AC: Claramente. A informalidade resulta da falta de políticas públicas eficientes. Quando não há emprego formal, as pessoas criam o seu próprio sustento. É uma questão de sobrevivência. Não é que as pessoas não queiram estar formalizadas – é que o sistema formal não as quer. É preciso lembrar que muitos empregos informais são altamente produtivos. A diferença é que não são reconhecidos pelo sistema.
DE: Qual é a relação entre o sector informal e o sistema financeiro nacional?
AC: A maioria dos trabalhadores informais está fora do sistema financeiro. Não têm acesso a crédito, não têm contas bancárias activas, não poupam em instituições formais. Muitos usam sistemas informais de poupança e empréstimo. Isso limita o crescimento dos seus negócios. O sistema financeiro precisa de se adaptar ao perfil dos informais – ser mais flexível, com menos burocracia, mais acessível. Só assim poderemos falar de inclusão financeira.

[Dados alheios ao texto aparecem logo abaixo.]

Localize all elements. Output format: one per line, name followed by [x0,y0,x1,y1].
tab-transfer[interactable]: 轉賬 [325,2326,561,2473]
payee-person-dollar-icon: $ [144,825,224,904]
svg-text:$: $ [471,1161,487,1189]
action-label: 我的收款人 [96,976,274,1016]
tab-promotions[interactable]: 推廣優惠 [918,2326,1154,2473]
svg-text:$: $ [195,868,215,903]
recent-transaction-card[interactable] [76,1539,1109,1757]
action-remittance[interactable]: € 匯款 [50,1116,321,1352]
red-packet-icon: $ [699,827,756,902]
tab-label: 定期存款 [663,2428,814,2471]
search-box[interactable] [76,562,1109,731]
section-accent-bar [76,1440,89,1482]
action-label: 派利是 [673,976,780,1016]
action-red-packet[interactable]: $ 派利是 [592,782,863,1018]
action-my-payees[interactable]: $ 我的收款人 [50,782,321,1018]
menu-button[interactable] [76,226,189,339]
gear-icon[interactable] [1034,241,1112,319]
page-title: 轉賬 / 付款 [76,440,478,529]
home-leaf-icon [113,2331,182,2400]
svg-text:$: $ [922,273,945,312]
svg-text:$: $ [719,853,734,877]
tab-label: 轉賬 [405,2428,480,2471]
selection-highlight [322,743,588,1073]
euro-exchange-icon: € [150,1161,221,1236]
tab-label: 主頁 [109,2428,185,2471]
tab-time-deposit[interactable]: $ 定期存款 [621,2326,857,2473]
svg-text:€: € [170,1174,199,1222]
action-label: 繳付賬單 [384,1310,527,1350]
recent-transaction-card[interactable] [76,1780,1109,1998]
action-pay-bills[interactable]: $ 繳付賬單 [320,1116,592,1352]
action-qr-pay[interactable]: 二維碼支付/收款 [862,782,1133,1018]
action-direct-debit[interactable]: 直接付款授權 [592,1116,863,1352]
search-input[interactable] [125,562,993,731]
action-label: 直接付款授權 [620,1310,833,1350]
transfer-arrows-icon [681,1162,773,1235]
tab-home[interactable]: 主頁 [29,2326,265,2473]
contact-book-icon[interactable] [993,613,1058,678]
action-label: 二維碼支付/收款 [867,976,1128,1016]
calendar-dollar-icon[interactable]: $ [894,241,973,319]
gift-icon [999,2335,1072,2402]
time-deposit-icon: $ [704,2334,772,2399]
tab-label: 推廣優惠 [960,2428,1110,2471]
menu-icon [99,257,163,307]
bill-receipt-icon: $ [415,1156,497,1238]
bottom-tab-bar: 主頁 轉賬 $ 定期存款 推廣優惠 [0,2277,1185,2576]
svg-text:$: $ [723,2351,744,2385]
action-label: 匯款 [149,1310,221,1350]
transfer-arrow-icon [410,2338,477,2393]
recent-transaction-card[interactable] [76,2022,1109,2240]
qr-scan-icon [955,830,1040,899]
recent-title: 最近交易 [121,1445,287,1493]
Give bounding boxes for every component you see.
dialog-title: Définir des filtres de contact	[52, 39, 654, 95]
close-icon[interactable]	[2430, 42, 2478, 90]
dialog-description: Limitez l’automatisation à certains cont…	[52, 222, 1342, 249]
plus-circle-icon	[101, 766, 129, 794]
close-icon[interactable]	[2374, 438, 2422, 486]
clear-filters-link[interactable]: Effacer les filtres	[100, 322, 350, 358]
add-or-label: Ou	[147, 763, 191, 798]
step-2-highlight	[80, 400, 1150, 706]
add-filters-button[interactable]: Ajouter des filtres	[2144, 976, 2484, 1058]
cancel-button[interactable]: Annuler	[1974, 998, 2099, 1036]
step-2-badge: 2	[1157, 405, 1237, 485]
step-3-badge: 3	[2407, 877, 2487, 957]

DE: E com o sistema fiscal?
AC: É uma relação de tensão. O sistema fiscal vê o informal como alguém que foge aos impostos. Mas não é bem assim. Muitos informais gostariam de pagar impostos, se isso significasse acesso a serviços básicos. Mas não têm retorno. Se se formalizam, continuam sem acesso à segurança social, sem crédito, sem formação. Apenas ganham mais cobranças. Assim, preferem manterse na informalidade. O Governo precisa de repensar a forma como se relaciona com este sector. Trabalhar directamente com os informais, ouvilos, integrá-los nos processos de decisão.
DE: Que caminhos propõe para transformar a informalidade numa oportunidade de desenvolvimento nacional?
AC: Primeiro, reconhecer que o sector informal é parte vital da economia. Segundo, construir políticas públicas com participação dos próprios informais. Terceiro, criar incentivos reais para a formalização: crédito, formação, protecção social. Quarto, descentralizar os serviços públicos, para que cheguem às zonas onde os informais vivem e trabalham. E, finalmente, garantir representação política e sindical do sector informal. Só assim o País poderá transformar este sector numa força produtiva que contribui activamente para o desenvolvimento nacional.